Physics, Earth & Space Icon Physics, Earth & Space

“Spontaneous Creation”: Meyer on Stephen Hawking’s Category Error

Stephen Hawking

We’re now more than a week beyond the passing of Stephen Hawking, and so we are feeling freer to do other than engage in eulogies. We asked Discovery Institute philosopher of science Stephen Meyer for his view on Hawking’s notions about the universe’s self-creation.

In his book The Grand Design, as you know, Hawking argues that “Because there is a law such as gravity, the universe can and will create itself from nothing.

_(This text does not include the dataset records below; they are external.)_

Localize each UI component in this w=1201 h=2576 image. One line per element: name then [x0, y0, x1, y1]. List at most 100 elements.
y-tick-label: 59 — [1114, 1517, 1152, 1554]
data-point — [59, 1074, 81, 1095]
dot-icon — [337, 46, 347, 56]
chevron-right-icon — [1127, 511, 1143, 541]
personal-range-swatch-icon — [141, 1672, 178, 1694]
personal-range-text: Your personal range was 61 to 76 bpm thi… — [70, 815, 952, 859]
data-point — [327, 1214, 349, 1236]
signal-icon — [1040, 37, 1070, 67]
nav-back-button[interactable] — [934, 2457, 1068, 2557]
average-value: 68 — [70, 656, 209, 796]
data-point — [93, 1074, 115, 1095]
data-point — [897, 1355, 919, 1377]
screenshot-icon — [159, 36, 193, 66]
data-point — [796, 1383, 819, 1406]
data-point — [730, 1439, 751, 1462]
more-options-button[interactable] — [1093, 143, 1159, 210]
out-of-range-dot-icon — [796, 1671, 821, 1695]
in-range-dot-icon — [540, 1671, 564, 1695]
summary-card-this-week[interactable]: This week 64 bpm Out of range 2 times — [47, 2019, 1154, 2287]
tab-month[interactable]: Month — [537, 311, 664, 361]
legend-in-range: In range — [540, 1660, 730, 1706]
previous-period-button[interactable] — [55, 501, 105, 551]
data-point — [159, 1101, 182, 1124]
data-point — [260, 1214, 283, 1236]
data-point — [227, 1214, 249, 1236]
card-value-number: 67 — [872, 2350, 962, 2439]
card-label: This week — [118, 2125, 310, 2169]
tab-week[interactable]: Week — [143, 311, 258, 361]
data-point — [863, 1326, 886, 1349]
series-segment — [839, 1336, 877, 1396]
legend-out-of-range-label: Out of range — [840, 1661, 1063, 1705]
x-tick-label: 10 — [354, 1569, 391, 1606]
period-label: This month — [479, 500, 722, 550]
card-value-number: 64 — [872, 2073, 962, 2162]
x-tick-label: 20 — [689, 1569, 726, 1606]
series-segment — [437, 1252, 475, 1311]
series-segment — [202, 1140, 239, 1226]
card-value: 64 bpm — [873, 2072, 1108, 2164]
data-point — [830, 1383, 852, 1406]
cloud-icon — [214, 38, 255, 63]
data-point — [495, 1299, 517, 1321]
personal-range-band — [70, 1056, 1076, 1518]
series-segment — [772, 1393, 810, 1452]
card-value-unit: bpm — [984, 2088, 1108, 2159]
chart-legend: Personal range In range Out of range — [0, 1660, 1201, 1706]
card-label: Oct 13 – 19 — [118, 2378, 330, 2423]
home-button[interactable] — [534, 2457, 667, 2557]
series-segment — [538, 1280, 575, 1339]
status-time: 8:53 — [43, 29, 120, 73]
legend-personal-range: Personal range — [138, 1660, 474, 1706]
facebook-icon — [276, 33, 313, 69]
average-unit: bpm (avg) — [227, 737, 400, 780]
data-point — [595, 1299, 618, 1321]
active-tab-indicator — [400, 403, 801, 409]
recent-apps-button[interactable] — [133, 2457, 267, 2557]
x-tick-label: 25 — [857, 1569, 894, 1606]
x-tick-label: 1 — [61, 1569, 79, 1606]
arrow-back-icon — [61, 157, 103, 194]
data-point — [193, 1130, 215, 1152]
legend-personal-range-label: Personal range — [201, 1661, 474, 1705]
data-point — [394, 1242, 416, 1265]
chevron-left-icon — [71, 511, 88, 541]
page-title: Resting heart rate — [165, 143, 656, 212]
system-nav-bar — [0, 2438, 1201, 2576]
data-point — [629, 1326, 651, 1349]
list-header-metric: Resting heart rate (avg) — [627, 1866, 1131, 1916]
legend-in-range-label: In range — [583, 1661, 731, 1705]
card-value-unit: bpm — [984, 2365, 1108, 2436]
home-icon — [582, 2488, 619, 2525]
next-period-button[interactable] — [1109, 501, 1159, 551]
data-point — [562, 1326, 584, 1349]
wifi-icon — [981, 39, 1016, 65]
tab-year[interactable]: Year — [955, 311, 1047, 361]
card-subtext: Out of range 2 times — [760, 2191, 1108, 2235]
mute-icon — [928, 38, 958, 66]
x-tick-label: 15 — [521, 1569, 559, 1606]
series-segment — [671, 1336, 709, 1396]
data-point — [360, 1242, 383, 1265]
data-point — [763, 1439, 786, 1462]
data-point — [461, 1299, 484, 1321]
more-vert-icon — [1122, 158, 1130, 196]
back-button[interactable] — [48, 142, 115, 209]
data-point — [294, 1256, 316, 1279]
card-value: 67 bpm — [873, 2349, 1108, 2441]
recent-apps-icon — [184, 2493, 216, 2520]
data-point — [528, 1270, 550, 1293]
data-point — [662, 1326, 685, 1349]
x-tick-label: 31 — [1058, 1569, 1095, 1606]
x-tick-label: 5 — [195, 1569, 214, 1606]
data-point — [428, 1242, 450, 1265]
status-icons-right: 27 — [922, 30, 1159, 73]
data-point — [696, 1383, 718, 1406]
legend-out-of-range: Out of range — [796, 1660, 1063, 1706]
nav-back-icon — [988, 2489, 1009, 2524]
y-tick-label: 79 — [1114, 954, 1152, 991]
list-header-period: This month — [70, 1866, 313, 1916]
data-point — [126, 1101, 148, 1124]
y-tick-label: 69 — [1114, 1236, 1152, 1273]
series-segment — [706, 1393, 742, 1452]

Spontaneous creation is the reason there is something rather than nothing, why the universe exists, why we exist.” Thus, for Hawking, “It is not necessary to invoke God to light the blue touch paper and set the universe going.”

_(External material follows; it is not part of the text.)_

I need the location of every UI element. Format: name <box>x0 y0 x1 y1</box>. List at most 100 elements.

Meyer points out, though, that Hawking’s statement betrays a kind of category error — a philosophical misunderstanding of what the laws of nature do. Meyer notes that “the laws of nature describe how matter and energy in different states or configurations interact with other material entities. They do not tell us where matter and energy (or space and time) came from in the first place.” He goes on:

The laws of nature typically describe how nature behaves, using abstract mathematics.  Those mathematical equations exist in our minds, not in nature itself. Thus, saying that the laws of nature — even the laws of quantum mechanics — explains where the matter and energy, space and time of the universe came from is like saying that the longitude and latitude lines on the map explain how the Hawaiian Islands ended up in the middle of the Pacific Ocean.

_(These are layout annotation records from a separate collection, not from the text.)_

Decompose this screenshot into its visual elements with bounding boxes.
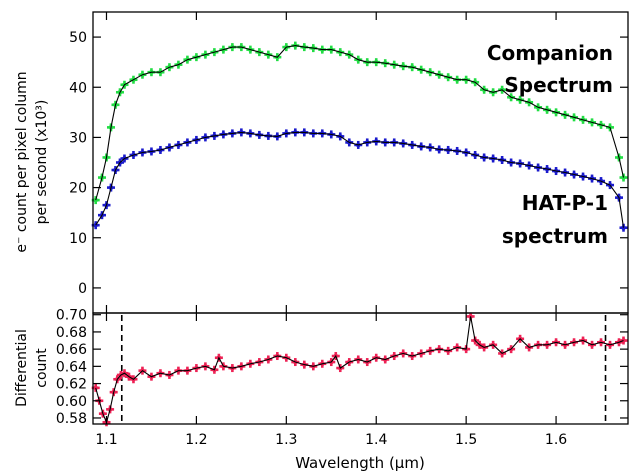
top-ytick-label-5: 50 [69, 30, 87, 46]
top-panel-ticks: 0 10 20 30 40 50 [69, 12, 628, 313]
bottom-panel-ticks: 0.580.600.62 0.640.660.680.70 1.1 1.2 1.3 1.4… [56, 308, 628, 448]
bottom-ytick-label-1: 0.60 [56, 394, 87, 410]
top-panel-series [91, 41, 628, 232]
bottom-ytick-label-2: 0.62 [56, 377, 87, 393]
bottom-ytick-label-6: 0.70 [56, 308, 87, 324]
xtick-label-0: 1.1 [95, 432, 117, 448]
bottom-ylabel-line1: Differential [14, 329, 30, 407]
x-axis-label: Wavelength (μm) [295, 454, 425, 472]
top-series-0-model-line [95, 45, 625, 201]
xtick-label-5: 1.6 [545, 432, 567, 448]
companion-label-line1: Companion [487, 41, 613, 65]
hatp1-label-line2: spectrum [502, 224, 608, 248]
bottom-series-0 [91, 312, 628, 427]
top-ytick-label-1: 10 [69, 231, 87, 247]
bottom-series-0-model-line [95, 316, 624, 424]
bottom-panel: 0.580.600.62 0.640.660.680.70 1.1 1.2 1.3 1.4… [14, 308, 629, 472]
bottom-ytick-label-4: 0.66 [56, 342, 87, 358]
top-series-0-point-62 [619, 173, 628, 182]
top-ylabel-line2: per second (x10³) [34, 100, 50, 225]
companion-label-line2: Spectrum [504, 73, 613, 97]
bottom-ylabel-line2: count [34, 348, 50, 388]
bottom-ytick-label-0: 0.58 [56, 411, 87, 427]
top-panel: 0 10 20 30 40 50 e⁻ count per pixel column pe… [14, 11, 629, 314]
top-ytick-label-3: 30 [69, 130, 87, 146]
bottom-panel-frame [92, 312, 629, 425]
top-series-1-model-line [95, 131, 625, 228]
top-ytick-label-0: 0 [78, 281, 87, 297]
hatp1-label-line1: HAT-P-1 [522, 191, 608, 215]
top-ytick-label-2: 20 [69, 181, 87, 197]
top-series-1 [91, 128, 628, 232]
xtick-label-1: 1.2 [185, 432, 207, 448]
xtick-label-4: 1.5 [455, 432, 477, 448]
bottom-panel-series [91, 312, 628, 427]
xtick-label-3: 1.4 [365, 432, 387, 448]
bottom-ytick-label-3: 0.64 [56, 359, 87, 375]
bottom-ytick-label-5: 0.68 [56, 325, 87, 341]
top-ytick-label-4: 40 [69, 80, 87, 96]
top-ylabel-line1: e⁻ count per pixel column [14, 71, 30, 252]
top-series-0 [91, 41, 628, 205]
xtick-label-2: 1.3 [275, 432, 297, 448]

Hawking earlier seemed to realize this. He asked poignantly in A Brief History of Time, “What is it that breathes fire into the equations and makes a universe for them to describe?” But in The Grand Design he slipped back into reifying our mathematical descriptions of nature — treating the mathematical descriptions in our own minds as if they existed as real things in nature, things that could, moreover, cause other entities they describe to originate in the first place.

“The laws of nature,” says Meyer, “describe how stuff behaves once it exists. They do not explain where that stuff came from.”